El nombre y la obra de Noam Chomsky los conocí en el año 1998 como estudiante de lingüística, situado en un lugar relevante en el panteón de teóricos junto al padre de esta importante disciplina, el mítico borracho Ferdinand de Saussure. Luego empecé a ver su firma estampada de manera recurrente como activista político en apoyo a casi todas las luchas en contra del imperialismo y del sistema neoliberal y supe con sorpresa, al igual que en 2009 cuando se anunció la muerte de Levi Strauss, que Chomsky no estaba muerto. Una vez en broma le escribí a un amor imposible “Sólo falta que Chomsky apoye nuestra tentativa para confirmar que la nuestra es otra causa perdida”.
Íos Fernández

Pero ahora en serio: Cuando el destino me hizo retornar a regañadientes a Cartagena Indias una corriente de pensamiento universal que se expandía anidó en mi mente y bajo el nombre de Producimos Movimiento adopté la consigna “Piensa Universal, Actúa Local”. Toda acción, comprendí entonces, es local; y senté las bases de un movimiento evolucionario que usaba como combustible la música local champeta. En términos literarios lo había sentenciado el escritor anarco cristiano León Tolstoi, mil veces citado: “Describe tu aldea y serás universal”. Pero en aquel momento no pensaba tanto en escribir un libro como en actuar y no sobre un escenario sino sobre la realidad, en una suerte de osadía situacionista que contribuyera a alterar la narrativa de la ciudad.
Después de pasar 21 años en las aulas como alumno y como profesor de literatura y de teatro, había pensado que el mundo era análogo a un salón de clases. Pero ahora ese salón de clases se extendía de manera virtual a través de internet y las redes sociales, en especial de Facebook. Las redes sociales no eran un divertimento inocuo sino un termómetro y una proyección desde y hacia la realidad, que exacerbaban lo emocional frente a lo intelectual, insuflando como valor el ‘like‘ por encima del criterio. “Lo que no me gusta es malo, lo que me gusta es bueno”, independientemente de su calidad moral o intelectual. Al margen de quienes hacían de la estupidez, la tontería o la maldad su bandera; reconocí mucho potencial, brillantez y talento rondando por aquel salón virtual, pero descubrí al tiempo, en sus formas y uso, ciertos rasgos de sutil incoherencia. Una dificultad para relacionar causas y consecuencias no evidentes, para reconocerse como partícipe y alimentador de lo que a la vez se criticaba con contundencia o incluso de aquello en contra de lo que se luchaba con ferocidad. El ser humano tropezándose con un grano de arena de la piedra que arroja o arrojando la misma piedra con la que sin percibirlo se acaba de tropezar. Y esa incoherencia inconsciente es común en las redes como en los actos de la cotidianidad, como cuando maldecimos un trancón mientras hacemos parte de él.

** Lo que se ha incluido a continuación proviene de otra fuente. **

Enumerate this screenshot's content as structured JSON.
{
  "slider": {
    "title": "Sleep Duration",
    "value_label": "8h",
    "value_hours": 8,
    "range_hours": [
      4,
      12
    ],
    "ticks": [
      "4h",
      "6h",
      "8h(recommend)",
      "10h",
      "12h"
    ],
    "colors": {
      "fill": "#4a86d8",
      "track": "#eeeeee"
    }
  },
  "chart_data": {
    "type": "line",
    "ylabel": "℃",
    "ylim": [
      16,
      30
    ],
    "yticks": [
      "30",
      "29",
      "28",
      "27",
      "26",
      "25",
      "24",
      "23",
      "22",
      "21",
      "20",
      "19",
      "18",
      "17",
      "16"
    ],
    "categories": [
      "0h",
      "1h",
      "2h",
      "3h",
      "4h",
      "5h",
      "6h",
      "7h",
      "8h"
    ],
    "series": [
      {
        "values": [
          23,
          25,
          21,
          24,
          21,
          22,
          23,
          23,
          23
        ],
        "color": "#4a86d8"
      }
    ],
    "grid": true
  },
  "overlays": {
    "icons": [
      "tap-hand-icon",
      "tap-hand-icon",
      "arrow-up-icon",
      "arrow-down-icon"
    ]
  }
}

Hace unos días, el anuncio de la muerte de Noam Chomsky me recordó todo esto. La ligereza, la rapidez, la urgencia de esparcir asuntos de los que no se tiene la menor certeza resulta dañino, aunque no evidente para quien lo hace sin mala intención. Y basado en esa falta de intención tiende a minimizarlo. En este caso particular, la paradigmática y elocuente incoherencia radica en que solo un seguidor de Chomsky se animaría a rendirle honores compartiendo presuroso en sus redes la noticia de su fallecimiento, pero a su vez se supone que un conocedor de la obra de Chomsky no lo haría sin haber verificado en las fuentes con algún grado de meticulosidad.
El viejo Noam debe estar revolcándose, no en su tumba, por suerte, sino en su lecho de enfermo, al corroborar que su mensaje intelectual y político no es suficiente. El ser humano coopera inconsciente en masa en favor de su propia aniquilación, no por falta de información o entendimiento sino por falta de rigor. Mucha tinta ha corrido en torno a los peligros del mal uso de las redes, y hasta Neflix se atrevió a producir un documental. Pero tal vez la incoherencia como una mala hierba sea lo natural o puede que sean las distracciones y contrariedades del medio social las que constantemente nos estimulen a ella. Como afirmara el desencantado Emil Cioran: “Nadie tiene derecho a contradecirse más que la vida”. La coherencia sería entonces una conquista sobre la propia naturaleza o una defensa en contra del sistema imperante; un jardín que plantar, regar y podar a diario, vigilar con lupa y cuidar con guante de seda. La coherencia es una hazaña moral difícil de preservar, pero al menos habría que hacer un esfuerzo intelectual por aproximarse a ella.